Hallucination Phenomena in Multimodal Reasoning Models: Is RL Post-Training Really Learning Visual Information?

Recent research reveals a surprising finding: even without real visual information, reinforcement learning (RL) post-training can still significantly improve the reasoning ability of multimodal large models (MLLMs). Through the "hallucination induction" mechanism, this study found that pure hallucination training even outperforms standard training in some tasks, challenging our traditional understanding of MLLM training mechanisms—performance improvements from RL post-training may stem more from reasoning strategy optimization than visual information understanding.

From Text to Multimodal Transition

The success of models like OpenAI o1 and DeepSeek-R1 in mathematical reasoning has promoted RL post-training to expand into the multimodal domain. However, visual reasoning involves more complex modal interactions, and there is doubt whether the improvement comes from visual understanding or text reasoning strategies.

Hallucination: An Overlooked Diagnostic Tool

Model hallucinations are usually regarded as flaws, but this study puts forward a counterintuitive view: hallucinations can be used as a tool to understand the model's learning mechanism. By inducing hallucinations, we can strip away the influence of visual information and observe the real effect of RL training.

Hallucination Induction Strategies

• Image-level damage: blurring, occluding key areas, replacing with irrelevant images
• Text-level interference: inserting misleading information or removing visual-related descriptions
• Cross-modal mismatch: pairing questions with irrelevant images

Experimental Conditions

1. Standard training: normal image-text pairs
2. Pure hallucination training: using damaged data throughout
3. Mixed training: normal + hallucination data By comparing the performance of the three, the real contribution of visual information is quantified.

Experimental Results

• MathVista mathematical chart understanding: accuracy increased by 12-15%
• MMMU multidisciplinary Q&A: improved by 8-10%
• ScienceQA scientific reasoning: pure hallucination training outperformed standard training

In-depth Analysis

RL training improves:

1. Reasoning strategy optimization (decomposing problems, verifying steps)
2. Knowledge retrieval enhancement (extracting information from internal knowledge bases)
3. Answer format learning (identifying format patterns) These abilities do not rely on real visual information.

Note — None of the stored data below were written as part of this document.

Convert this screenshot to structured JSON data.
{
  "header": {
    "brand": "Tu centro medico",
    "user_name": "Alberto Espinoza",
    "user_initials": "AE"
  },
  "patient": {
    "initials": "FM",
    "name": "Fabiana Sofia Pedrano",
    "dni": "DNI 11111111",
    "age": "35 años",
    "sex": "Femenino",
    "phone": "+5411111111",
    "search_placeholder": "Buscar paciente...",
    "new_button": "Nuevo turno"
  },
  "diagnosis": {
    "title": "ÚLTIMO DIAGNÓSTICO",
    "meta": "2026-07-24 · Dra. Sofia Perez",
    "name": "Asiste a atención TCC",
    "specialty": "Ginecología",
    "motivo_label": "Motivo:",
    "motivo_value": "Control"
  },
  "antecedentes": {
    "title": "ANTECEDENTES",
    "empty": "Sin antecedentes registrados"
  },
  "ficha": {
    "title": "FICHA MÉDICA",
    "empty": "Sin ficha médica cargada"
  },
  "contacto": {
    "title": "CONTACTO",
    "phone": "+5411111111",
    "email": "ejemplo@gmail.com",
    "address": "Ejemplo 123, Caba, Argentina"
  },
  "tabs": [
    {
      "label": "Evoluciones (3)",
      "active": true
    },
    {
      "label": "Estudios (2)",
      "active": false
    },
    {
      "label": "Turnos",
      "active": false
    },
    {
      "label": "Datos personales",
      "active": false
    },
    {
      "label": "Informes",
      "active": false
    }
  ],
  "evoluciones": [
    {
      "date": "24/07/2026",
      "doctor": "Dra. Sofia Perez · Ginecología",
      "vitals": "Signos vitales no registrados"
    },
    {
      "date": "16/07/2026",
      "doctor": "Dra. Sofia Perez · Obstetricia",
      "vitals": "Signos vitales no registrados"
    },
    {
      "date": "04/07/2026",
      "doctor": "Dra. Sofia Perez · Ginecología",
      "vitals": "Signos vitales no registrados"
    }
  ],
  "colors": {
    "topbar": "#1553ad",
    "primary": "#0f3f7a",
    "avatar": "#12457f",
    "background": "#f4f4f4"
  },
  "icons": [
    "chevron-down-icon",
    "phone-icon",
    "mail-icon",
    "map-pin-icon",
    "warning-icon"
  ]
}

Challenging Existing Paradigms

• Evaluation flaws: Traditional benchmarks cannot distinguish between visual understanding and text guessing
• Nature of modal fusion: Current MLLMs may be shallow concatenation rather than deep fusion
• RL limitations: Better at optimizing reasoning than perceptual abilities

Future Directions

1. Modal-aware RL design: clearly distinguish between visual and reasoning learning
2. Strict evaluation benchmarks: detect hallucination dependence
3. Cross-modal causal reasoning: identify causal relationships in visuals

Evaluation Advice

• Hallucination stress test: compare performance under normal and damaged images

Training Data

• Focus on answer distribution and format patterns, not just image content

Multimodal Value

• Think about whether the task really needs visual information; a pure text model with reasoning strategies may be sufficient

This study forces us to rethink the definition of "understanding": when a model answers questions correctly without valid visual input, is it super reasoning or not really "seeing"? In the future, we need to simultaneously promote reasoning ability improvement and visual understanding training, clearly distinguish between "visual understanding" and "reasoning guessing", and guide multimodal AI towards maturity. Hallucination is no longer a flaw but a signpost leading to true understanding.